Filipinos complained that the world’s most expensive onion can be found in their country, where it costs more than beef and chicken.
The unreasonably abrupt rise in costs started in August 2022. Consumers noticed a fivefold increase in the prices of goods in both the wet markets and groceries. Food establishment owners also complained about the almost tenfold price increase from suppliers.
As Filipino prepared for the holidays by early December, the cost of onions spiked to 650 pesos per kilo, prompting the government to impose a lower retail price and set up government-subsidized stores that sell cheaper onions.
At the onset of 2023, the government released to the markets smuggled and confiscated onions while, at the same time, importing more than 20,000 metric tons of onions from neighboring countries.
Marcos, who also appointed himself as secretary of the Department of Agriculture, blamed hoarding, smuggling, unscrupulous trading, production shortfall and supply shortage for the crisis, but offered no specific and direct solutions. Agriculture officials couldn’t explain the unrealistic prices of onion.
Opposition Sen. Risa Hontiveros described the onion importation as the government’s “unforgivable error” because it is hurtful to farmers, who stand to lose against big traders and importers due to the timing of the importation during the harvest season.
Pulitzer Prize-winning journalist Manny Mogato said Marcos’ seven months at the farm department was a complete disaster. “He could not feed a starving nation with his slogan of unity,” he said, referring to Marcos’ election campaign platform.

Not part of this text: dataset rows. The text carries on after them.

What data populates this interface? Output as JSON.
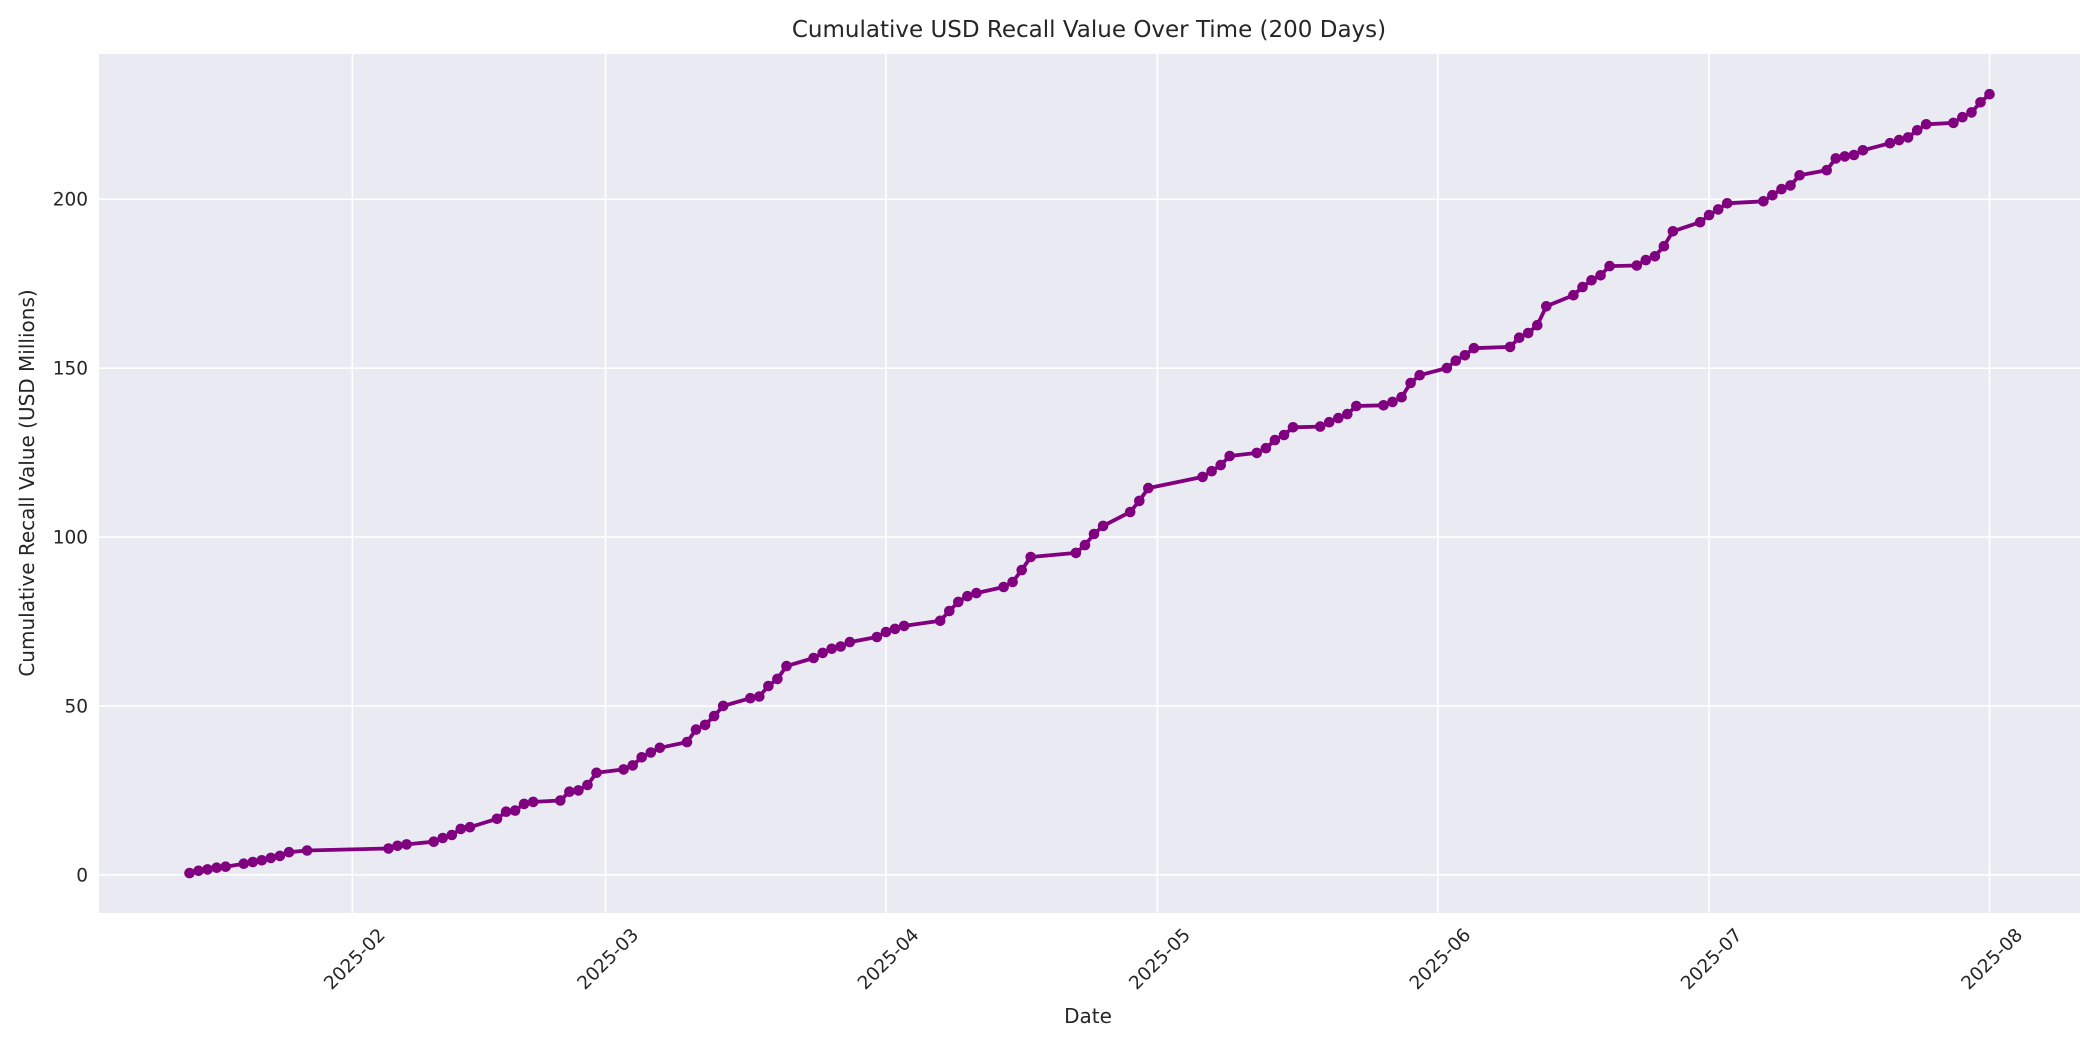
{
  "figure": {
    "title": "Cumulative USD Recall Value Over Time (200 Days)",
    "xlabel": "Date",
    "ylabel": "Cumulative Recall Value (USD Millions)"
  },
  "chart_data": {
    "type": "line",
    "title": "Cumulative USD Recall Value Over Time (200 Days)",
    "xlabel": "Date",
    "ylabel": "Cumulative Recall Value (USD Millions)",
    "grid": true,
    "legend": false,
    "style": {
      "line_color": "#800080",
      "marker": "circle",
      "marker_radius": 5.3,
      "line_width": 3.8,
      "plot_background": "#EAEAF2",
      "grid_color": "#FFFFFF",
      "figure_background": "#FFFFFF",
      "text_color": "#262626"
    },
    "xlim": [
      "2025-01-04",
      "2025-08-11"
    ],
    "ylim": [
      -11.3,
      243.0
    ],
    "xticks": [
      {
        "label": "2025-02",
        "date": "2025-02-01"
      },
      {
        "label": "2025-03",
        "date": "2025-03-01"
      },
      {
        "label": "2025-04",
        "date": "2025-04-01"
      },
      {
        "label": "2025-05",
        "date": "2025-05-01"
      },
      {
        "label": "2025-06",
        "date": "2025-06-01"
      },
      {
        "label": "2025-07",
        "date": "2025-07-01"
      },
      {
        "label": "2025-08",
        "date": "2025-08-01"
      }
    ],
    "yticks": [
      0,
      50,
      100,
      150,
      200
    ],
    "series": [
      {
        "name": "Cumulative USD recall value",
        "x": [
          "2025-01-14",
          "2025-01-15",
          "2025-01-16",
          "2025-01-17",
          "2025-01-18",
          "2025-01-20",
          "2025-01-21",
          "2025-01-22",
          "2025-01-23",
          "2025-01-24",
          "2025-01-25",
          "2025-01-27",
          "2025-02-05",
          "2025-02-06",
          "2025-02-07",
          "2025-02-10",
          "2025-02-11",
          "2025-02-12",
          "2025-02-13",
          "2025-02-14",
          "2025-02-17",
          "2025-02-18",
          "2025-02-19",
          "2025-02-20",
          "2025-02-21",
          "2025-02-24",
          "2025-02-25",
          "2025-02-26",
          "2025-02-27",
          "2025-02-28",
          "2025-03-03",
          "2025-03-04",
          "2025-03-05",
          "2025-03-06",
          "2025-03-07",
          "2025-03-10",
          "2025-03-11",
          "2025-03-12",
          "2025-03-13",
          "2025-03-14",
          "2025-03-17",
          "2025-03-18",
          "2025-03-19",
          "2025-03-20",
          "2025-03-21",
          "2025-03-24",
          "2025-03-25",
          "2025-03-26",
          "2025-03-27",
          "2025-03-28",
          "2025-03-31",
          "2025-04-01",
          "2025-04-02",
          "2025-04-03",
          "2025-04-07",
          "2025-04-08",
          "2025-04-09",
          "2025-04-10",
          "2025-04-11",
          "2025-04-14",
          "2025-04-15",
          "2025-04-16",
          "2025-04-17",
          "2025-04-22",
          "2025-04-23",
          "2025-04-24",
          "2025-04-25",
          "2025-04-28",
          "2025-04-29",
          "2025-04-30",
          "2025-05-06",
          "2025-05-07",
          "2025-05-08",
          "2025-05-09",
          "2025-05-12",
          "2025-05-13",
          "2025-05-14",
          "2025-05-15",
          "2025-05-16",
          "2025-05-19",
          "2025-05-20",
          "2025-05-21",
          "2025-05-22",
          "2025-05-23",
          "2025-05-26",
          "2025-05-27",
          "2025-05-28",
          "2025-05-29",
          "2025-05-30",
          "2025-06-02",
          "2025-06-03",
          "2025-06-04",
          "2025-06-05",
          "2025-06-09",
          "2025-06-10",
          "2025-06-11",
          "2025-06-12",
          "2025-06-13",
          "2025-06-16",
          "2025-06-17",
          "2025-06-18",
          "2025-06-19",
          "2025-06-20",
          "2025-06-23",
          "2025-06-24",
          "2025-06-25",
          "2025-06-26",
          "2025-06-27",
          "2025-06-30",
          "2025-07-01",
          "2025-07-02",
          "2025-07-03",
          "2025-07-07",
          "2025-07-08",
          "2025-07-09",
          "2025-07-10",
          "2025-07-11",
          "2025-07-14",
          "2025-07-15",
          "2025-07-16",
          "2025-07-17",
          "2025-07-18",
          "2025-07-21",
          "2025-07-22",
          "2025-07-23",
          "2025-07-24",
          "2025-07-25",
          "2025-07-28",
          "2025-07-29",
          "2025-07-30",
          "2025-07-31",
          "2025-08-01"
        ],
        "y": [
          0.5,
          1.2,
          1.6,
          2.1,
          2.4,
          3.3,
          3.8,
          4.3,
          5.0,
          5.6,
          6.7,
          7.2,
          7.8,
          8.6,
          9.0,
          9.8,
          10.9,
          11.8,
          13.6,
          14.1,
          16.6,
          18.7,
          19.0,
          21.0,
          21.6,
          22.0,
          24.6,
          25.0,
          26.6,
          30.2,
          31.2,
          32.4,
          34.8,
          36.2,
          37.6,
          39.3,
          43.0,
          44.4,
          47.0,
          50.0,
          52.3,
          52.8,
          55.9,
          58.0,
          61.8,
          64.2,
          65.7,
          66.9,
          67.6,
          68.9,
          70.4,
          71.9,
          72.8,
          73.7,
          75.2,
          78.1,
          80.8,
          82.5,
          83.4,
          85.2,
          86.7,
          90.2,
          94.1,
          95.3,
          97.6,
          100.9,
          103.3,
          107.4,
          110.7,
          114.5,
          117.8,
          119.5,
          121.3,
          124.0,
          124.9,
          126.3,
          128.7,
          130.2,
          132.5,
          132.7,
          134.0,
          135.2,
          136.4,
          138.8,
          139.0,
          140.0,
          141.4,
          145.6,
          147.9,
          150.0,
          152.2,
          153.8,
          155.9,
          156.3,
          159.0,
          160.4,
          162.7,
          168.3,
          171.6,
          174.0,
          176.0,
          177.5,
          180.2,
          180.4,
          182.0,
          183.1,
          186.1,
          190.5,
          193.2,
          195.3,
          197.0,
          198.8,
          199.4,
          201.2,
          203.0,
          204.1,
          207.1,
          208.6,
          212.1,
          212.7,
          213.1,
          214.5,
          216.6,
          217.5,
          218.3,
          220.4,
          222.2,
          222.6,
          224.3,
          225.7,
          228.7,
          231.1
        ]
      }
    ]
  }
}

“The onion crisis should be a wake-up call for Marcos. It was a problem that could have been prevented. But he allowed it to happen,” Mogato stated in an article on PressOne. “It’s time for Marcos Jr. to give up his position as agriculture secretary. He is a big failure.”
In more than seven months in office, Mogato said Marcos has not regularly visited the agriculture offices to see the farm situation. He spends more time traveling abroad, attending parties and watching a car race in Singapore at the start of his term.
At the economic forum, Marcos promoted the sovereign wealth fund, a legislative measure proposed by his allies— including his cousin and son— in Philippine Congress. Also known as the Maharlika Investment Fund, the sovereign wealth fund is a means of raising funds and directing investments toward high-cost infrastructure projects. The proposal has yet to be discussed thoroughly in the Senate.
Critics castigated Marcos for promoting the questionable wealth fund instead of taking action to reduce food prices and address the difficulties of the agriculture sector.